A reviravolta dos “negócios nefastos demais para minha namorada” revela não só o desenvolvimento de uma personagem, mas a compreensão de como existir nesse meio dominado por figuras que jogam sujo para se perpetuar mina até mesmo quem tem talento e competência de prosperar. É uma decisão ambígua, porque deve ser questionada, é uma traição, de certa forma, mas também não o é. É como o jogo é jogado, e a forma com a qual a série brinca com isso, dando poder tal a uma de suas personagens, é puro deleite, porque nos brinda com a demonstração de força pela qual sempre se aguardou.
Se falarmos de diversidade e representatividade, a questão LGBT se faz cada vez mais presente, porém, tratada com delicadeza conforme um ou outro personagem assume sua homossexualidade, problematizando certas percepções com precisão quando necessário. Assim, algo que foi pré-estabelecido na temporada anterior retorna neste terceiro ano e, aos poucos, “GLOW” vai explorando isso, até parece deixar de lado. Todavia, quando as peças se encaixam, culmina num dos momentos mais tocantes da série, numa realização que pontua mais um ótimo desenvolvimento de personagem e gera uma catarse mútua entre público e personagens na maneira com que é filmada por Phil Abraham.
Contudo, o grande destaque da temporada é, provavelmente, o foco dado a Sheila, tornando Gayle Rankin o grande nome neste terceiro ano. A transformação por qual sua personagem passa engloba tudo que “GLOW” tem de peculiar e que torna a série em algo tão singular. A exploração dramática da personagem sem perder o tom cômico é um contínuo alívio que volta e meia faz questão de botar um sorriso no rosto do espectador, que precisa apenas se encantar com o crescimento da personagem enquanto observa Rankin fazer seu melhor, numa atuação soberba que mostra que a jovem atriz ainda tem muito potencial a ser explorado, mas aqui atinge seu ápice atual.
Com isso, as lutas e o programa em si ficam de lado, é verdade. Estão ali apenas como um pano de fundo para aquilo o que Liz Flahive e Carly Mensch querem explorar com suas personagens. Ainda assim, quando temos esse atrativo é extremamente lúdico e sagaz a maneira como se utiliza, como se reinventam estas mulheres. Para contradizer qualquer um que possa alegar que deixa a desejar, a luta final mascarada como um especial de Natal é um dos momentos mais divertidos da série, e a coreografia implementada é bastante empolgante. A sensação que as personagens relatam pós-luta é, sem duvidas, a mesma que pode ser captada pelo público.
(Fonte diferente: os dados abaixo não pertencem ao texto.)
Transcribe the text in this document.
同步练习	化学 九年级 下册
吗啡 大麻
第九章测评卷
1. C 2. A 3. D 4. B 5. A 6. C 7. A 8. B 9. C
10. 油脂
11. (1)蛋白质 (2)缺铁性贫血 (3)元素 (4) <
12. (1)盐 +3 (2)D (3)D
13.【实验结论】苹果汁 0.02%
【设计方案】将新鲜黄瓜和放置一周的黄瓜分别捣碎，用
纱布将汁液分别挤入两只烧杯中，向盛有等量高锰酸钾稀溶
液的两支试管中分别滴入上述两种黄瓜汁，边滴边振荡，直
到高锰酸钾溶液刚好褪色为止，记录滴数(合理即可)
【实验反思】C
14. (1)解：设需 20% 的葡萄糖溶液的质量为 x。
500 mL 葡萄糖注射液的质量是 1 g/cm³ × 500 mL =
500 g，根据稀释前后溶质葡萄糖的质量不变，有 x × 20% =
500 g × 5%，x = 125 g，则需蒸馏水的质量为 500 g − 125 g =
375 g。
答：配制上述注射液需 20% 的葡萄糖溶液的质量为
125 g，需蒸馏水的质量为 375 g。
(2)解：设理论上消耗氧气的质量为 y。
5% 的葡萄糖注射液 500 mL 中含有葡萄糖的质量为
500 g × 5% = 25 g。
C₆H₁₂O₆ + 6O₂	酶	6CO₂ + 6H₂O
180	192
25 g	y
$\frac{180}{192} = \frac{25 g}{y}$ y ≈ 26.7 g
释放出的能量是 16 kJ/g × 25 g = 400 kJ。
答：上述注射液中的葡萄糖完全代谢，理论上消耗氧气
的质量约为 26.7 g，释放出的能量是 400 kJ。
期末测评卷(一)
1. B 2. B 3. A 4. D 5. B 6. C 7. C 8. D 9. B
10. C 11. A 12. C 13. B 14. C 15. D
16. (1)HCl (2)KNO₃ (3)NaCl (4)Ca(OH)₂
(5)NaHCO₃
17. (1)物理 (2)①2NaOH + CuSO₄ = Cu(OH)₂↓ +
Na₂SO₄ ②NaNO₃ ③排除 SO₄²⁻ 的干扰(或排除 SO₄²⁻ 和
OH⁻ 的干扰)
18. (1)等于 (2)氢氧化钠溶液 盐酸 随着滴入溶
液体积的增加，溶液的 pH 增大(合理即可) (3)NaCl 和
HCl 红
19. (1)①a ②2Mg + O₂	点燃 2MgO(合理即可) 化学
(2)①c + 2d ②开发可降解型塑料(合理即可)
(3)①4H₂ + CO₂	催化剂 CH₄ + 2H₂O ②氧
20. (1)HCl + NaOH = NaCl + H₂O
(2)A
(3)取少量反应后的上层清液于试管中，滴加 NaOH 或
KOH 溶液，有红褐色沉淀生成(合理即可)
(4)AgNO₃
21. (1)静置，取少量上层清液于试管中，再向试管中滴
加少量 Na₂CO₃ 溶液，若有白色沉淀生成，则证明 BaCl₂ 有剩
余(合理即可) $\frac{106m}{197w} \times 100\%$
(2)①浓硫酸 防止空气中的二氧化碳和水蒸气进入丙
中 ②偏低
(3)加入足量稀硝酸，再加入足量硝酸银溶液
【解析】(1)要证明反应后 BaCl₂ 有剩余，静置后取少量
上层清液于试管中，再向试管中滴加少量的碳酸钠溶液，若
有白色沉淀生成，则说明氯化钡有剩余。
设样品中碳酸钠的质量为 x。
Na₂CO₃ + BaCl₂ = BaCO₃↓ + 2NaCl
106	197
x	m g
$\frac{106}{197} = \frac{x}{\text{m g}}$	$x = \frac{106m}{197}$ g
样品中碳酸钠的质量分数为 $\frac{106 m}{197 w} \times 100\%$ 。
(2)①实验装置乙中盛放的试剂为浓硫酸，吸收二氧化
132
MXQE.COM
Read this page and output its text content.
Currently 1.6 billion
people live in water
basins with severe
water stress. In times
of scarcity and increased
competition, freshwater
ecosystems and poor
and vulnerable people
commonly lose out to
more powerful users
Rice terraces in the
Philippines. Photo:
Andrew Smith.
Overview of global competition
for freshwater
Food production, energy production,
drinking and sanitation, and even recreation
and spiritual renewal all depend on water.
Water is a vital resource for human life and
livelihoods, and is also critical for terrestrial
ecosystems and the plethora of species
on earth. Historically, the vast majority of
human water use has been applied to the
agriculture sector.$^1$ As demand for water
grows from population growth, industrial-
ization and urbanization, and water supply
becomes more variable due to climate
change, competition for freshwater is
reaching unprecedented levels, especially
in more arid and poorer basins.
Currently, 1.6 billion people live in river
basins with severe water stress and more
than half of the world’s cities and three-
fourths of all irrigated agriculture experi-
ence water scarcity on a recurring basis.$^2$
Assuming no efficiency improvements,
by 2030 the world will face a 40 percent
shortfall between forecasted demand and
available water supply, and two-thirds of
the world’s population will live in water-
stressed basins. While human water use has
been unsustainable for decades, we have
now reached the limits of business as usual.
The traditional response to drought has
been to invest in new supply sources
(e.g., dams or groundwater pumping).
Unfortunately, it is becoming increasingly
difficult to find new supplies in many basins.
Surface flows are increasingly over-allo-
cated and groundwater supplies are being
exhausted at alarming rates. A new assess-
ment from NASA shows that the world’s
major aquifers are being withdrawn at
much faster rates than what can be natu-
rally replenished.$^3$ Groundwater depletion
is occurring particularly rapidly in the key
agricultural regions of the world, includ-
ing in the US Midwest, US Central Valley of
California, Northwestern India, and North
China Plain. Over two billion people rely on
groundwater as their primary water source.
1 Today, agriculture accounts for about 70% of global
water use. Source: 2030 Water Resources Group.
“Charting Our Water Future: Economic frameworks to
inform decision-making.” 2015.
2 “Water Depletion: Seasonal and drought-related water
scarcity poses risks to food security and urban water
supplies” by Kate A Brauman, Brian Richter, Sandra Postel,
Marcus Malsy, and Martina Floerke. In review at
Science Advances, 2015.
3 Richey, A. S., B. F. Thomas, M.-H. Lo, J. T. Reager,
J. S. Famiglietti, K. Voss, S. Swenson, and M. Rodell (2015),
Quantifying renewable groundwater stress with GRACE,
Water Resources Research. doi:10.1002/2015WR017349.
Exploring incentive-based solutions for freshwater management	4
É nessa bem-sucedida empreitada, de imprimir exatamente o que deseja, que “GLOW” se tornou, e agora se firma, como uma das melhores comédias em exibição na atualidade. Com frescor e criatividade, com tramas envolventes e personagens relacionáveis, debatendo temáticas relevantes com sobriedade e inteligência. Por mais que, no fim, algumas tramas fiquem mais espaçadas umas das outras, a unidade narrativa se sobressaí, e seu pleno funcionamento não deixa questões que cada passo adiante não apenas é tomado com segurança, mas com a certeza de que é devido se desafiar e desafiar as convenções pré-estabelecidas que, por tanto tempo, impediram essas figuras de alçarem voo como são, sem precisar de fantasias para expressar suas verdades.